Abstract

Objective: To investigate the role of the HS1,2 enhancer polymorphisms as a novel candidate marker for rheumatoid arthritis (RA) and to define the possible association with autoantibody positivity and clinical outcome.

Methods: Genomic DNA was obtained from two cohorts of RA patients (100 patients with an early RA-ERA and 114 patients with long standing RA-LSRA) and from 248 gender matched controls from the same geographic area. Clinical and immunological characteristics were recorded for all the patients.
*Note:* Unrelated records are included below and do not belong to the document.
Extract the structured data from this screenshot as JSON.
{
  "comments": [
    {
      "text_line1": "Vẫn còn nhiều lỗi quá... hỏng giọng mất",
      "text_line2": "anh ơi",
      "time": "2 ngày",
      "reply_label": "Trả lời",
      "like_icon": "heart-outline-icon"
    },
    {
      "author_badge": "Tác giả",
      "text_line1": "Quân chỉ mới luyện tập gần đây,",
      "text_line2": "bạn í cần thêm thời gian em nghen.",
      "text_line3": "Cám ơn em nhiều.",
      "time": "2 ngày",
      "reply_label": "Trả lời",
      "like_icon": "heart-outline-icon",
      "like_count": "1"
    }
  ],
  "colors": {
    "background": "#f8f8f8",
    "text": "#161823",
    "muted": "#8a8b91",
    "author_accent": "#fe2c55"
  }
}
Results: The percentage of the 2/2 genotype was higher in ERA patients (27.0%), as well as in LSRA patients (34.2%), than in the control group (14.9%) (ERA OR=2.11, 95%CIs: [1.20-3.70] vs controls, LSRA OR=2.97, C.I.95%: [1.76-5.00] vs controls). A lower representation of allele*3 was present in ERA patients (2.0%) when compared to the controls (6.0%; OR=0.32, C.I.95%: [0.11-0.91]). No significant associations were found between polymorphisms and autoantibodies positivity (Anti-CCP, IgM-RF and IgA-RF).

Conclusion: The HS1,2A allele*2 associates with RA (either in ERA as well as in LSRA).